Still, I don’t think handing the main part of the college counseling process over to teachers is quite what everyone had in mind—including the teachers.

A counselor from Minnesota told me a high school in her region released their counselors and trained all of the teachers to become academic advisers, a role that included working with students in the college selection process.  The results included some very unhappy teachers, dazed and confused students, and the rehiring of counselors the following year.

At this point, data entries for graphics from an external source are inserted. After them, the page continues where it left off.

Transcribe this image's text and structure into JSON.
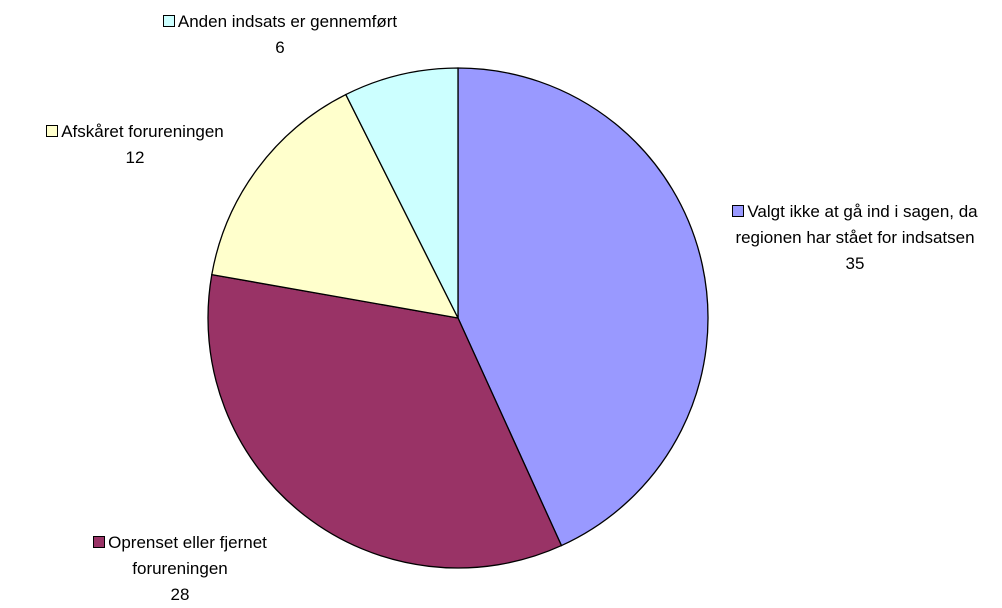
{
  "chart_data": {
    "type": "pie",
    "categories": [
      "Valgt ikke at gå ind i sagen, da regionen har stået for indsatsen",
      "Oprenset eller fjernet forureningen",
      "Afskåret forureningen",
      "Anden indsats er gennemført"
    ],
    "values": [
      35,
      28,
      12,
      6
    ],
    "colors": [
      "#9999ff",
      "#993366",
      "#ffffcc",
      "#ccffff"
    ]
  }
}
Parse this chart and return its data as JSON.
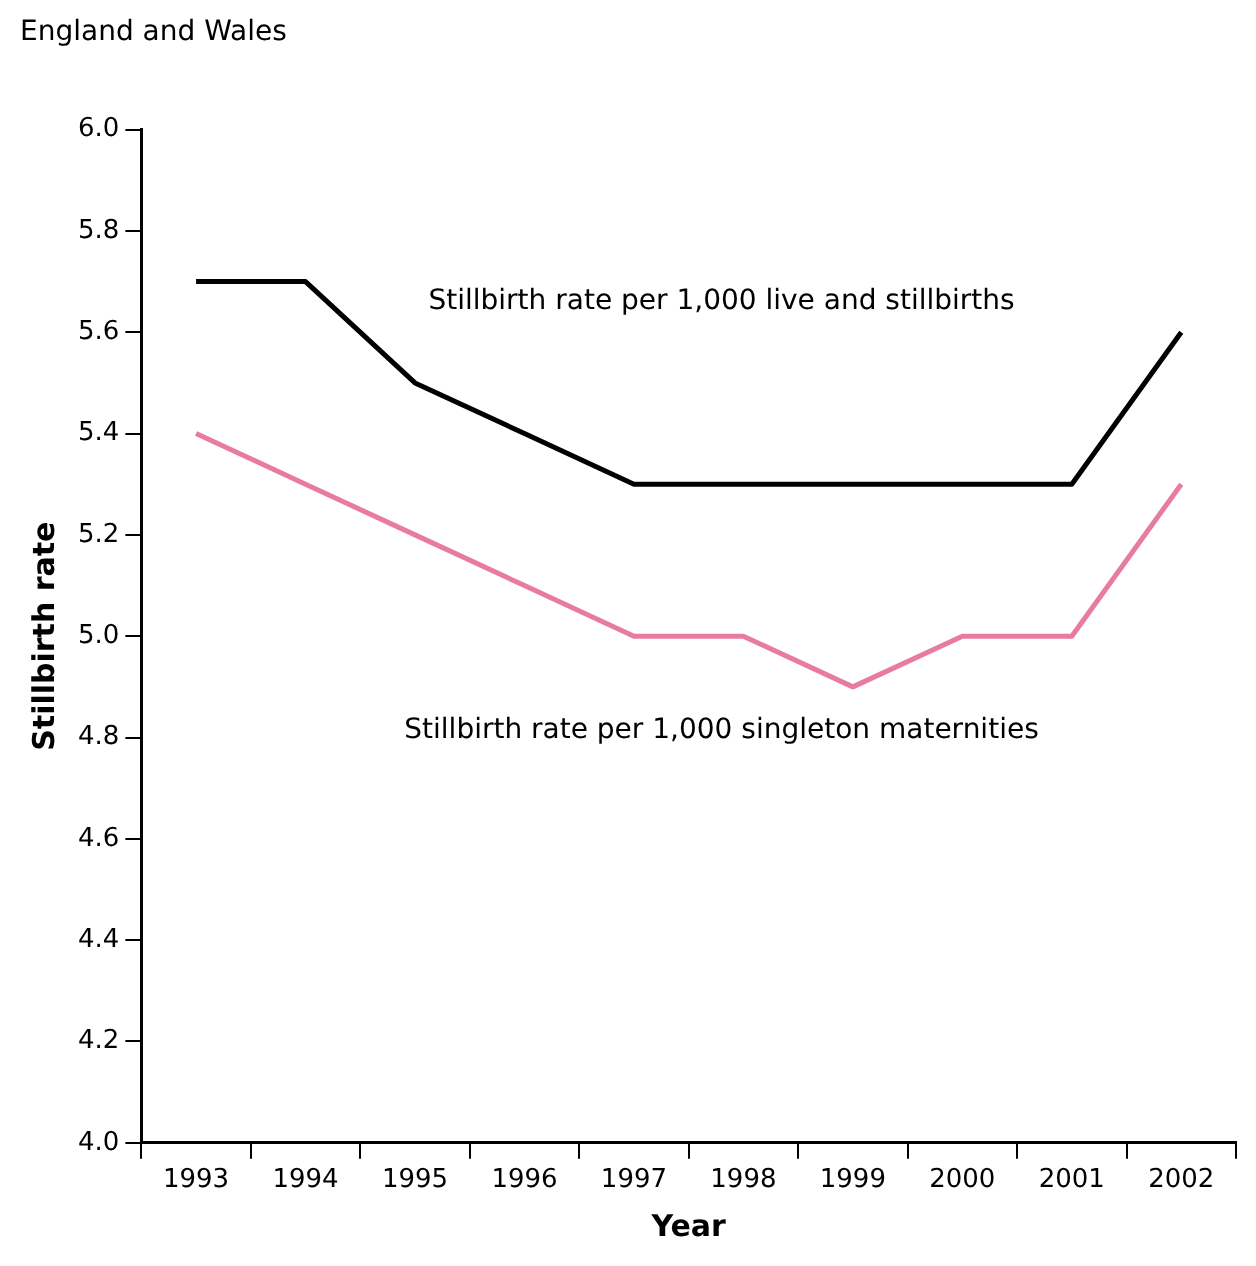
{
  "chart_data": {
    "type": "line",
    "title": "England and Wales",
    "xlabel": "Year",
    "ylabel": "Stillbirth rate",
    "categories": [
      "1993",
      "1994",
      "1995",
      "1996",
      "1997",
      "1998",
      "1999",
      "2000",
      "2001",
      "2002"
    ],
    "series": [
      {
        "name": "Stillbirth rate per 1,000 live and stillbirths",
        "color": "#000000",
        "values": [
          5.7,
          5.7,
          5.5,
          5.4,
          5.3,
          5.3,
          5.3,
          5.3,
          5.3,
          5.6
        ]
      },
      {
        "name": "Stillbirth rate per 1,000 singleton maternities",
        "color": "#e87c9f",
        "values": [
          5.4,
          5.3,
          5.2,
          5.1,
          5.0,
          5.0,
          4.9,
          5.0,
          5.0,
          5.3
        ]
      }
    ],
    "ylim": [
      4.0,
      6.0
    ],
    "yticks": [
      {
        "value": 4,
        "label": "4.0"
      },
      4.2,
      4.4,
      4.6,
      4.8,
      {
        "value": 5,
        "label": "5.0"
      },
      5.2,
      5.4,
      5.6,
      5.8,
      {
        "value": 6,
        "label": "6.0"
      }
    ],
    "grid": false,
    "legend": false,
    "marker": "none",
    "line_style": "solid"
  }
}
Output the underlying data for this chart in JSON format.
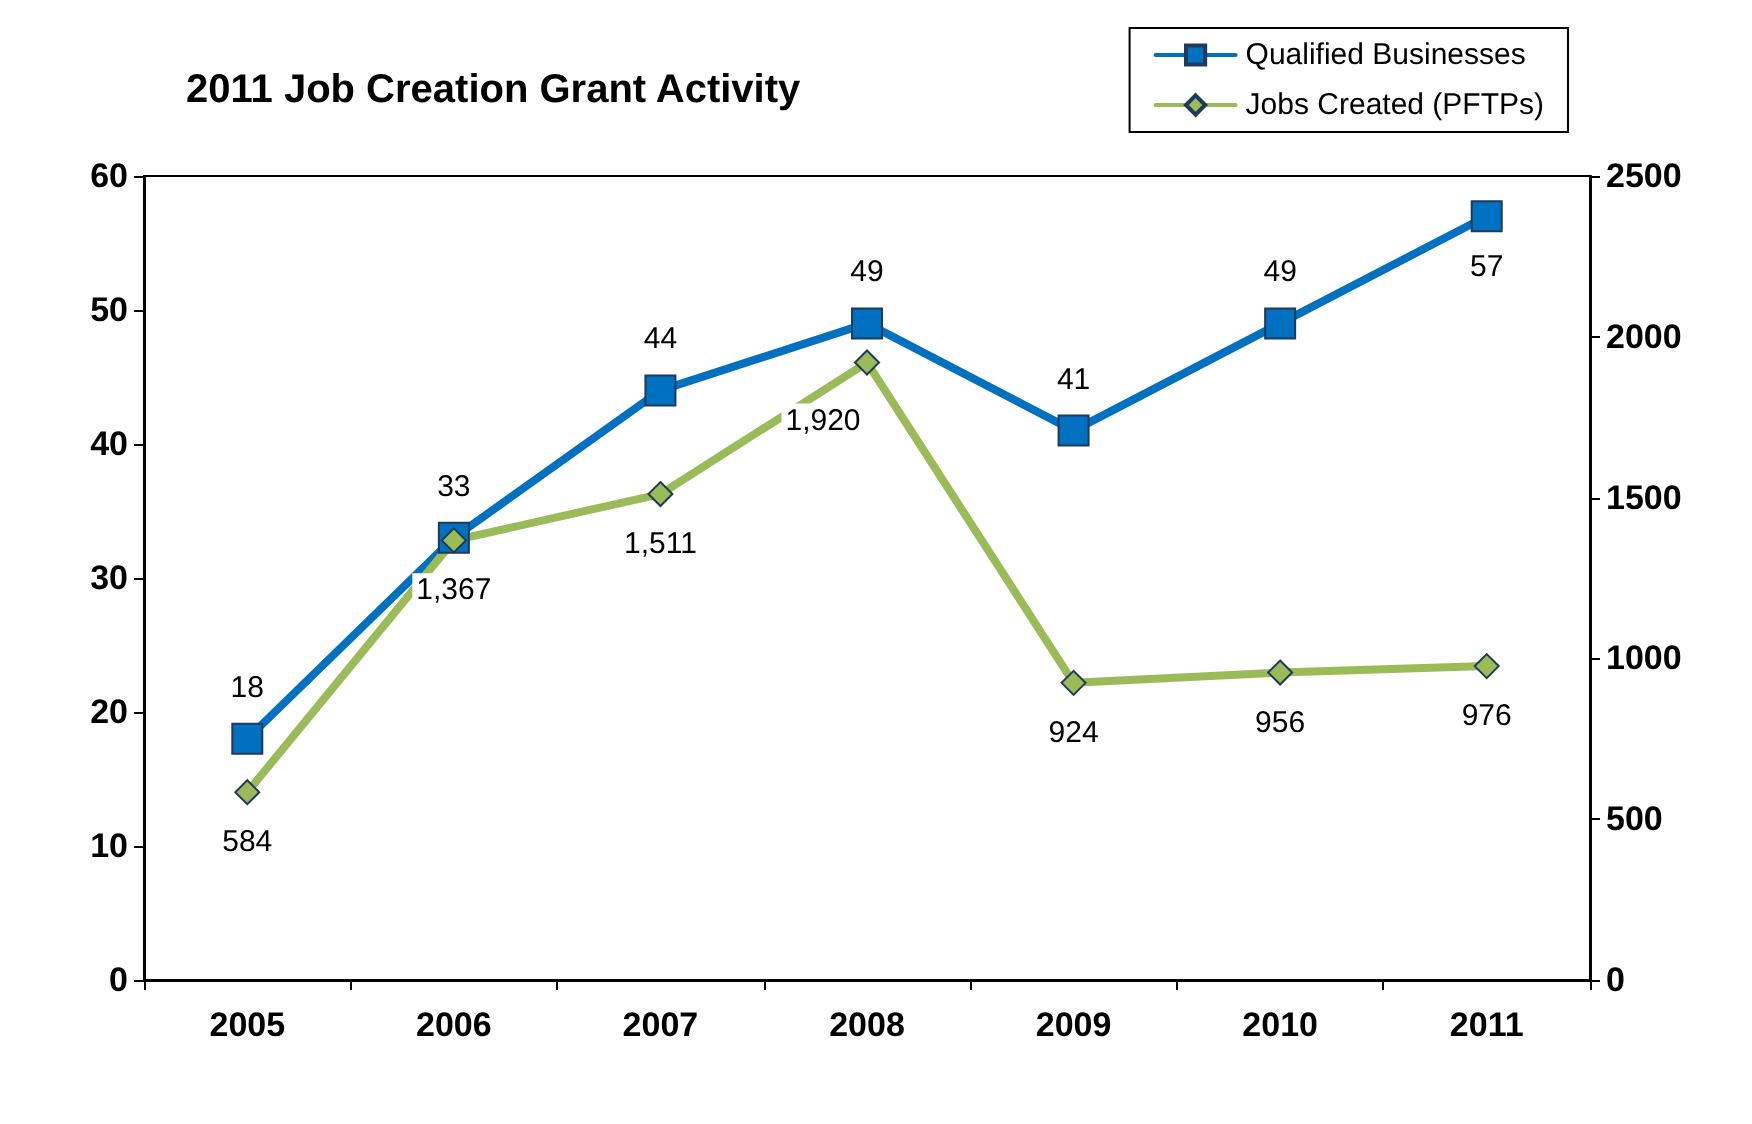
{
  "chart_data": {
    "type": "line",
    "title": "2011 Job Creation Grant Activity",
    "categories": [
      "2005",
      "2006",
      "2007",
      "2008",
      "2009",
      "2010",
      "2011"
    ],
    "series": [
      {
        "name": "Qualified Businesses",
        "color": "#0070c0",
        "marker": "square",
        "values": [
          18,
          33,
          44,
          49,
          41,
          49,
          57
        ]
      },
      {
        "name": "Jobs Created (PFTPs)",
        "color": "#9bbb59",
        "marker": "diamond",
        "axis": "y2",
        "values": [
          584,
          1367,
          1511,
          1920,
          924,
          956,
          976
        ],
        "value_labels": [
          "584",
          "1,367",
          "1,511",
          "1,920",
          "924",
          "956",
          "976"
        ]
      }
    ],
    "ylim": [
      0,
      60
    ],
    "yticks": [
      0,
      10,
      20,
      30,
      40,
      50,
      60
    ],
    "y2lim": [
      0,
      2500
    ],
    "y2ticks": [
      0,
      500,
      1000,
      1500,
      2000,
      2500
    ],
    "data_labels": true,
    "grid": false,
    "legend": "top right"
  }
}
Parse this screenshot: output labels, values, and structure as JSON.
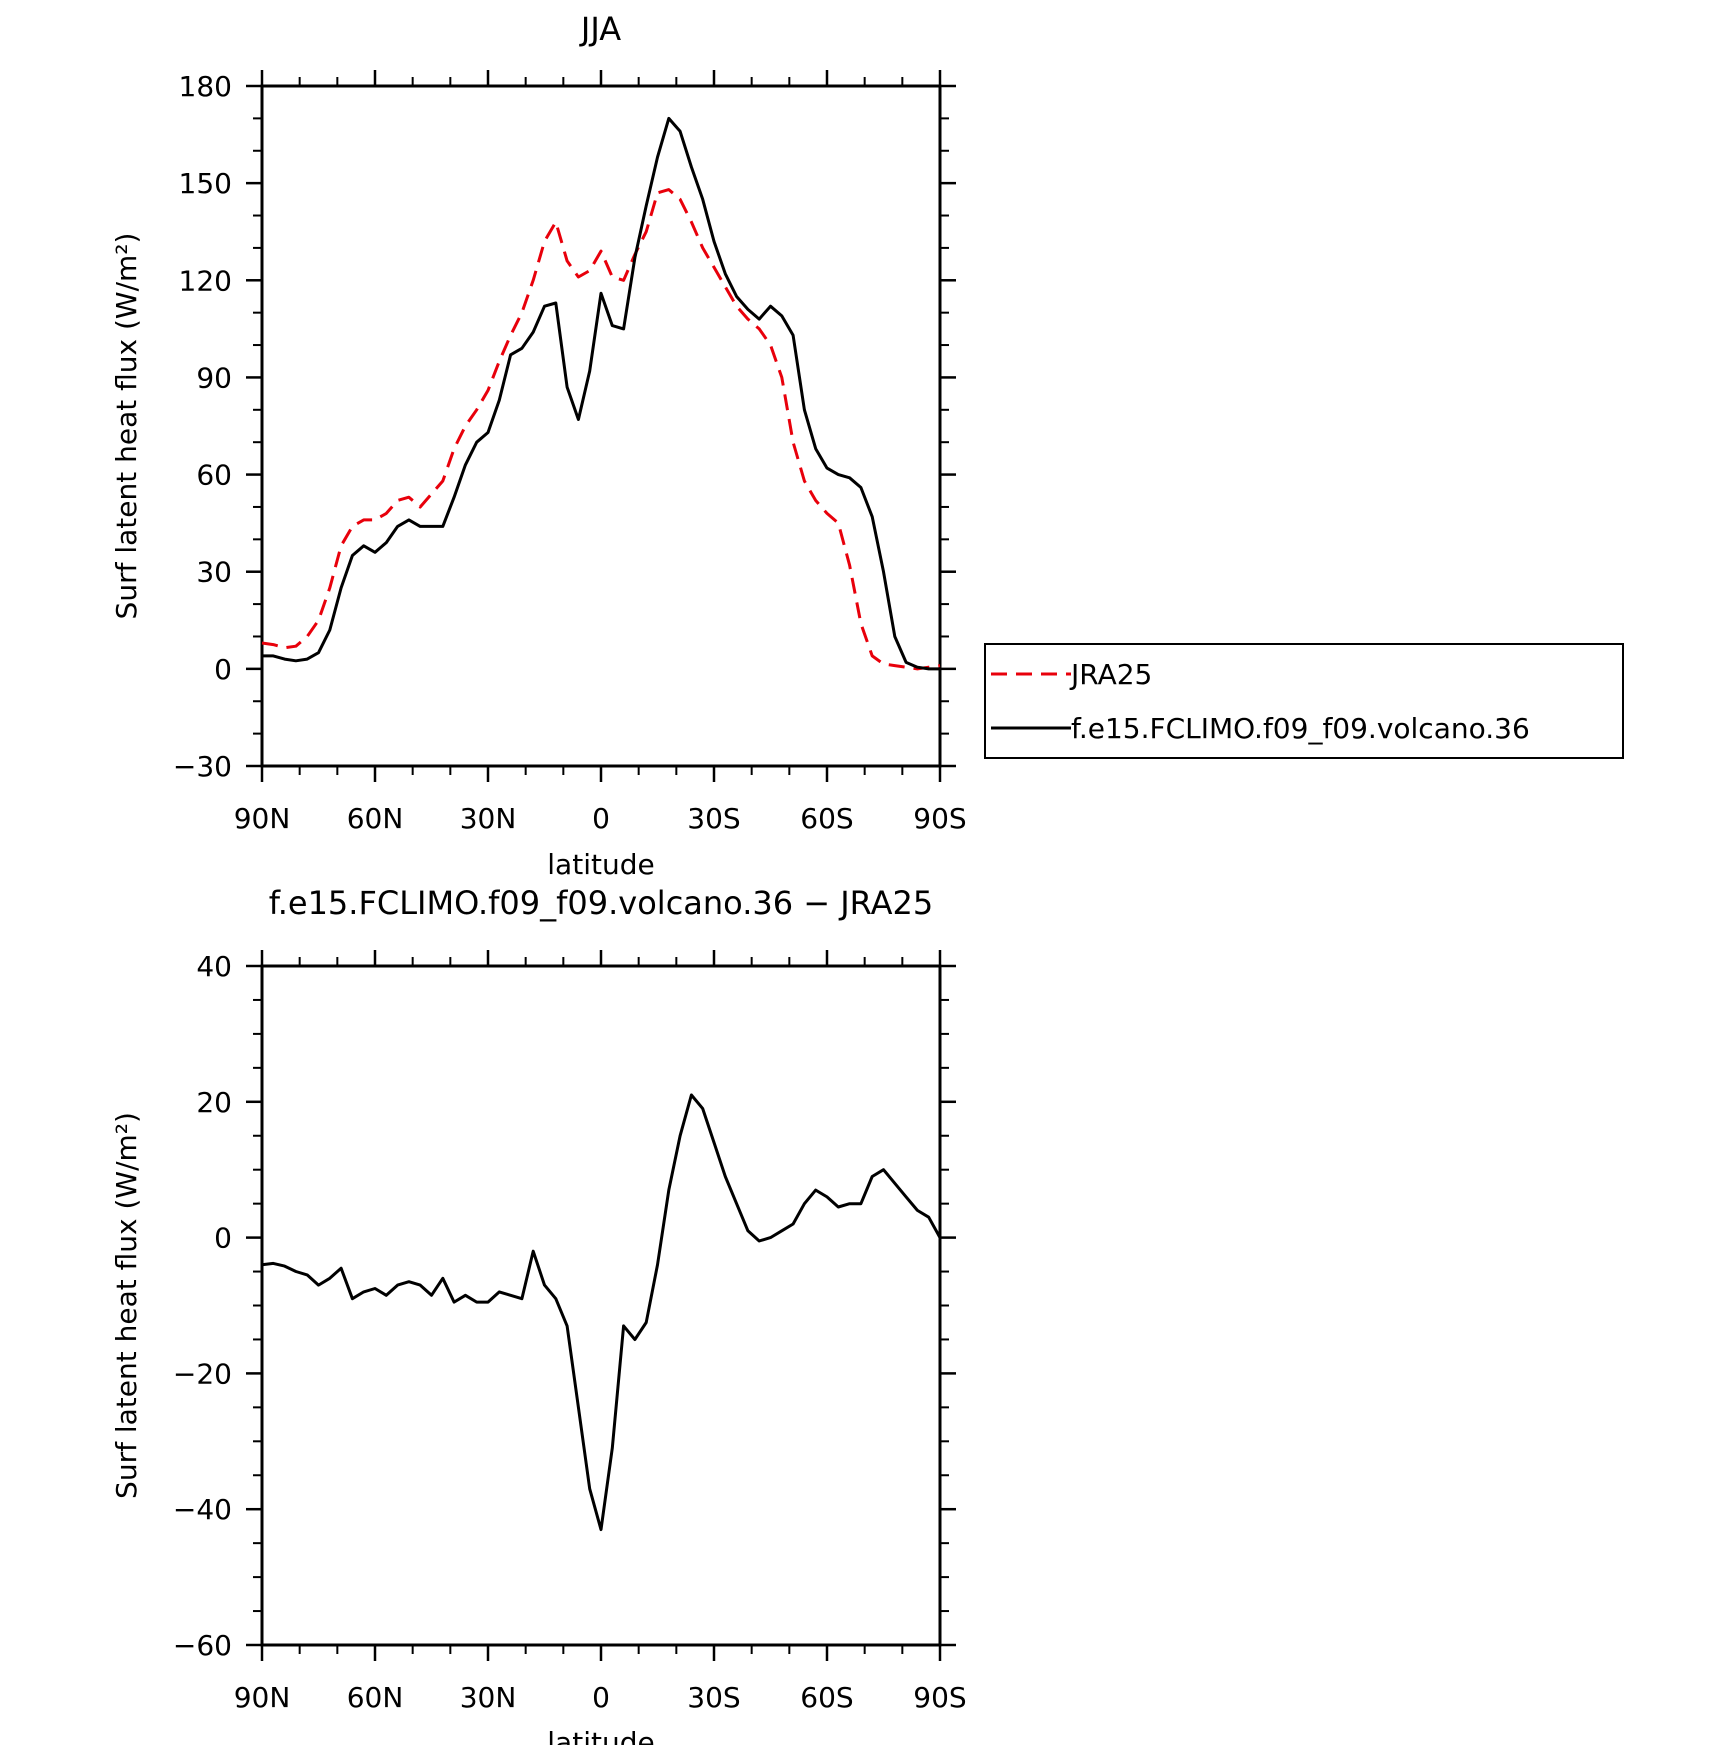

Still, Boulus’ quote, and the rest of the information in the article (at provide several important reminders for school counselors:

•          Most people don’t understand the depth and breadth of what we do.  Most people know counselors help students with personal problems and postsecondary plans—it’s just that they think that’s all we do, or that it’s pretty easy.  There’s more to the job than a ten-word description, but getting people to realize that can be a challenge.
•        Tough economic times are making counselors pay the price for that lack of awareness.  It may not be fair, but when the budget has to be cut, decision-makers will be more willing to let go of programs they either don’t understand or don’t see as effective.  Does your boss know what you really do? How about the president of your school board?
•        Counselors have to take on the issue of preparedness in college advising.  One of the most visible parts of the counseling curriculum in college planning, and because this is an emotional issue for families, the slightest hurdle in getting help can become a mountain of discouragement for the student, and the foundation of a community assault on the integrity of your counseling program.  More thorough college training at the MA level, and a proactive approach to college advising can prevent this.

It isn’t easy to take advice on how to do your job, and it’s even harder to find enough time to actually do your job, period.  The times we live in demand we not only do these things, but also find a way to build key relationships that will help our community appreciate the value of counselor-centered services.